福井氏からの相談に対応し、即日、財団が神吉氏を紹介、すぐに採用が決まった。

同社での取り組みを語る神吉氏

「私ももう77歳なので10年後に向けてのシステムを構築、とは言えないですが、1年先に、他に若い方が入ってきたときのために管理業務のインフラを先に整えるのが役目だと感じました。」優しい声で語る神吉氏。

「在庫や発注などを管理する人を困らせないように、一気にDX化を進めない。Excelで受注管理ができるように自動化できるところと、人の手が関われるアナログな部分もあえて残しながら、管理業務の改善を行いました。」

株式会社トキワ のこれから

「これからも大事にしていきたいのは、人と人とのつながりですね。金属加工業も、今回の新事業も、どちらも振り返れば周りの協力のおかげで続き、立ち上げることができました。」福井氏は目に力を込め、そう語る。

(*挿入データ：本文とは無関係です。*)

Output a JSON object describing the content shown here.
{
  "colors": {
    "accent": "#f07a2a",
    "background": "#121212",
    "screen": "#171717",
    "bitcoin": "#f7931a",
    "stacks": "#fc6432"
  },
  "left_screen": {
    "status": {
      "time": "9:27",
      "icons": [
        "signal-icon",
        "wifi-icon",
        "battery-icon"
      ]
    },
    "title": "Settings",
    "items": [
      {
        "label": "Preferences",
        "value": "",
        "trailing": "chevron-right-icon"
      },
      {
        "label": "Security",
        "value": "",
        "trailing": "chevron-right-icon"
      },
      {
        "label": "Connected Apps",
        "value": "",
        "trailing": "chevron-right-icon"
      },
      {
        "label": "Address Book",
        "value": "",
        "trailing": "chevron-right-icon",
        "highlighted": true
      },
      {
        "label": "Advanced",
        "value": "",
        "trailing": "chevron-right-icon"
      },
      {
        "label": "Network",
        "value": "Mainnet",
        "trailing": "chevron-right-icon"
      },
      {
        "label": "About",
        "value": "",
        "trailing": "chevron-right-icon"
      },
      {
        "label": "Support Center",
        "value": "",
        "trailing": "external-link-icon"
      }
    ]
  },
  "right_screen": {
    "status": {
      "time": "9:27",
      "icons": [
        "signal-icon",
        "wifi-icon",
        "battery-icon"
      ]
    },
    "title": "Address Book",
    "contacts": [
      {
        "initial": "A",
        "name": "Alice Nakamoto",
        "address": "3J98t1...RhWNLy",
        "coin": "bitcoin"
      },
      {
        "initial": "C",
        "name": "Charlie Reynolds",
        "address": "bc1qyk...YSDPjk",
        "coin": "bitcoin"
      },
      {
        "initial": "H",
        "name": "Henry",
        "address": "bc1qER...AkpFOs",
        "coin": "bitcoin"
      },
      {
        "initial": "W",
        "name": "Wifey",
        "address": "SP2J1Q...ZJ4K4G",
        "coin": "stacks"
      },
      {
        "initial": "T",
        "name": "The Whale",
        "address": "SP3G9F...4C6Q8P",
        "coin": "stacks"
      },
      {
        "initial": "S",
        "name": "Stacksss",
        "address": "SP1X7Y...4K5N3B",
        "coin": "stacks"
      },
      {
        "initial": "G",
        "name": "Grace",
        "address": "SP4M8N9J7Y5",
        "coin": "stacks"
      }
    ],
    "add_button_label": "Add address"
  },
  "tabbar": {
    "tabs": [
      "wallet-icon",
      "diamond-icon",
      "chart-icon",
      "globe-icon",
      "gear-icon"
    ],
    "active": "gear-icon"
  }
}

「これからもたくさんのアイデアを形にしていこうと考えています。
何か小さな考えの種を持っている他の事業者さんに伝えたいのは、“周りを頼る”ということ。
人とつながることで種は新たなひらめきになり、芽が出ると強く感じます。」

様々な支援をうまく活用し、新規事業を立ち上げた同社。

これからこの挑戦がどのように広がっていくのか、その歩みに今後も注目していきたい。